Lully’s tragédie lyrique Persée premiered in the Palais Royal, Paris, 1682. The opera chronicles the story of the demi-god Perseus, who rescues the Ethiopian people from the dreaded monster Medusa and subsequently goes on to free Andromeda. Cassiopeia, Andromeda’s mother, had boasted that she was more beautiful than the Queen of Heaven, and Juno (Hera) was so enraged that she sent a huge sea monster to ravage Ethiopia.

Opera Atelier’s production of Persée was the company’s millennium project and was performed at the Elgin Theatre, Toronto. A remount of this production, conducted by Hervé Niquet, was filmed for CBC television (Opening Night/ Director, Marc Stone) in April 2004 and has since been released internationally as a DVD.

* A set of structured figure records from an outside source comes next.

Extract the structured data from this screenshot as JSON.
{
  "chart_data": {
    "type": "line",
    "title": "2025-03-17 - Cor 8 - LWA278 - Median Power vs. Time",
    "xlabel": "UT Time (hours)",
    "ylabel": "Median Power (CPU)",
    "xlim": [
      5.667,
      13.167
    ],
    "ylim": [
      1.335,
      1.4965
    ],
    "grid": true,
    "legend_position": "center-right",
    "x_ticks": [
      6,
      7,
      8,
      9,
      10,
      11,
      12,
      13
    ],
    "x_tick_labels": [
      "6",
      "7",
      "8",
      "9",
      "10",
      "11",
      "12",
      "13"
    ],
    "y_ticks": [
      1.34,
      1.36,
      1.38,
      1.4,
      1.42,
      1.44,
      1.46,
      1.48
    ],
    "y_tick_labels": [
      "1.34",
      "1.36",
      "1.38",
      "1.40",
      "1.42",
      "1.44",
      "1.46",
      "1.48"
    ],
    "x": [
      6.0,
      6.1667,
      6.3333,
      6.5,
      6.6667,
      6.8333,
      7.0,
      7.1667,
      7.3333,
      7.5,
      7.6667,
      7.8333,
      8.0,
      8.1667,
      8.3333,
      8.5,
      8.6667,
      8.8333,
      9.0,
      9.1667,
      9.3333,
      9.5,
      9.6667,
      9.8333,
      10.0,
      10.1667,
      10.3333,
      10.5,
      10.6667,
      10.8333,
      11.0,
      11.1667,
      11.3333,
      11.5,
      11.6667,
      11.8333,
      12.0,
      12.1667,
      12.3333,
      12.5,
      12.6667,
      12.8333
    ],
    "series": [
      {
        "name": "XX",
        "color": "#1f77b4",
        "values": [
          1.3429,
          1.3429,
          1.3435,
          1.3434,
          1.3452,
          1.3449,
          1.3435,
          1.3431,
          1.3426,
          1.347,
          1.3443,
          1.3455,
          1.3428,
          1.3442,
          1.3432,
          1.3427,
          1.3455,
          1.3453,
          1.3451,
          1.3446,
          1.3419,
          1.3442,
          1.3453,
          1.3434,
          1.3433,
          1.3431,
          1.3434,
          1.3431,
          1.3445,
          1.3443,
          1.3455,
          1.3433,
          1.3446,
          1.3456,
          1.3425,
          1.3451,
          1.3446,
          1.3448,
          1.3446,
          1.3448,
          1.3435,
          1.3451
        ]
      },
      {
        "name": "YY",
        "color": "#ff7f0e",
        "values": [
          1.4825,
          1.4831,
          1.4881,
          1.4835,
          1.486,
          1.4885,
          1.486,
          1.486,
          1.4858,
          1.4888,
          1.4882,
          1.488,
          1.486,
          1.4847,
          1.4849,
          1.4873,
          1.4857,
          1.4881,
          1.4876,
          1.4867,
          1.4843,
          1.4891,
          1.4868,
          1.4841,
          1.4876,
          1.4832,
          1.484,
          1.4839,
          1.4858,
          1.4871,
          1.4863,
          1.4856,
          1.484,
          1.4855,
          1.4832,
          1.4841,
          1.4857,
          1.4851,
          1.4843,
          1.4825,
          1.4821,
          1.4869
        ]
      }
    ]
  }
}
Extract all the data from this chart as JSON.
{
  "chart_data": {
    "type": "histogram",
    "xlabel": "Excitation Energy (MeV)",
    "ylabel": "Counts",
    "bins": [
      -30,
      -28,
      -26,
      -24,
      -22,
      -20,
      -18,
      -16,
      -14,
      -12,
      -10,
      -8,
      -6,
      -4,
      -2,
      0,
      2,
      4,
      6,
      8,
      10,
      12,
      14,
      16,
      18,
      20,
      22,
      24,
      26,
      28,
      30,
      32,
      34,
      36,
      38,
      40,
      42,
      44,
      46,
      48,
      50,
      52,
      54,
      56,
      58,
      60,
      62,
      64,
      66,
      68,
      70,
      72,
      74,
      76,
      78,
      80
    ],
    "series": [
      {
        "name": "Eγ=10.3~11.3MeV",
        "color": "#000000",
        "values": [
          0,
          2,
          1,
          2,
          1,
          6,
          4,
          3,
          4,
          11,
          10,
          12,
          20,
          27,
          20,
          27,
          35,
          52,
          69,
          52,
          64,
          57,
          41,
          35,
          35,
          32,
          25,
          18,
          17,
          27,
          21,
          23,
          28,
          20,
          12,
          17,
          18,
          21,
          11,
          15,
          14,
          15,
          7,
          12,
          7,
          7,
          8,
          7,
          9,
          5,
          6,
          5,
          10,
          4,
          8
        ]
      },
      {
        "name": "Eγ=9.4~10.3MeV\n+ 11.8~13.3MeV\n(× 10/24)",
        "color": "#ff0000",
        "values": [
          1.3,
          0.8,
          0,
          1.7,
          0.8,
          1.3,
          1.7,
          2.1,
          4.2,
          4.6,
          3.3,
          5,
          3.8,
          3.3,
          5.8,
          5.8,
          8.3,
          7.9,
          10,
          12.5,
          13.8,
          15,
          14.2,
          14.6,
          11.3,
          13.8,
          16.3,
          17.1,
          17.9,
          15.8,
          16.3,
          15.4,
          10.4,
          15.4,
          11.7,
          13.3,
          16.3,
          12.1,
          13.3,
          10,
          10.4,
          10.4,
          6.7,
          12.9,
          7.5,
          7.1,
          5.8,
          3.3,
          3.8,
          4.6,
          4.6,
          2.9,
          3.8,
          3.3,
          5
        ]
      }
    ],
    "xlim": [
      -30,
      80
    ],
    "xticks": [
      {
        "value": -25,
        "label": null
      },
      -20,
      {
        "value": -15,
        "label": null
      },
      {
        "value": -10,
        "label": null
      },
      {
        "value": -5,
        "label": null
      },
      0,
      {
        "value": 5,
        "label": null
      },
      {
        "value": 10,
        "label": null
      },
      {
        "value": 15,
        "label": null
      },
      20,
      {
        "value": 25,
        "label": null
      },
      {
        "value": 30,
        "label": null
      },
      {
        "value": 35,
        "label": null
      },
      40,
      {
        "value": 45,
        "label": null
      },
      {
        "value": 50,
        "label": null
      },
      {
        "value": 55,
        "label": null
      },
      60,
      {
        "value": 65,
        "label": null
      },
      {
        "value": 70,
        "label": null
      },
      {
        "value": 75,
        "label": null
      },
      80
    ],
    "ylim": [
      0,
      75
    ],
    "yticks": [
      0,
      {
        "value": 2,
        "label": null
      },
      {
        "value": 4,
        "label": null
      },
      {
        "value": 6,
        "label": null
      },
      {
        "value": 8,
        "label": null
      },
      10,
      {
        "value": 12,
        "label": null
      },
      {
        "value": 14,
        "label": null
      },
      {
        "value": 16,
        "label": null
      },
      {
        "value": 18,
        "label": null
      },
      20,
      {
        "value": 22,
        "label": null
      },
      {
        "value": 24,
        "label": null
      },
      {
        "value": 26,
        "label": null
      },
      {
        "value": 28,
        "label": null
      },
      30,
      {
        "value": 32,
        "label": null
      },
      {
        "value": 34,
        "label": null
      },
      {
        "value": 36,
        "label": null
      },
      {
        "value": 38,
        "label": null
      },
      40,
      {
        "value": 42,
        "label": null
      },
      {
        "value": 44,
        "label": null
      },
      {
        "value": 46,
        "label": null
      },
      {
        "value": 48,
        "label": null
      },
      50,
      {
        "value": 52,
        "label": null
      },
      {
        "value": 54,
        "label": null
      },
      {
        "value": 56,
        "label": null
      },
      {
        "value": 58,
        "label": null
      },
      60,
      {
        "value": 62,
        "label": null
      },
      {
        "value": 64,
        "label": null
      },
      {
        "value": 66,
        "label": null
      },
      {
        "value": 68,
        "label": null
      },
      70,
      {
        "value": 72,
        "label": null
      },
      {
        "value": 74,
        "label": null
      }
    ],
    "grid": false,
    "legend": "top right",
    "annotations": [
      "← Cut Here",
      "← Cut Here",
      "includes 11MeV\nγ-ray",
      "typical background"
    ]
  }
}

Gerard Gauci: Our most elaborate production to date, Persée called for the complete spectrum of baroque stagecraft including multiple flying machines, gods and goddesses, three gorgons and a sea serpent. The designs were executed in an ornate and florid style, reminiscent of the 17th-century originals by Louis XIV’s court designer, Jean Bérain. It was not unusual for designers of the period to lend their talents to a vast array of applications and Bérain was known for designing architecture, tapestries, furniture and all manner of decorative objects. His opulent and grandiose designs had great influence and epitomized Louis XIV style.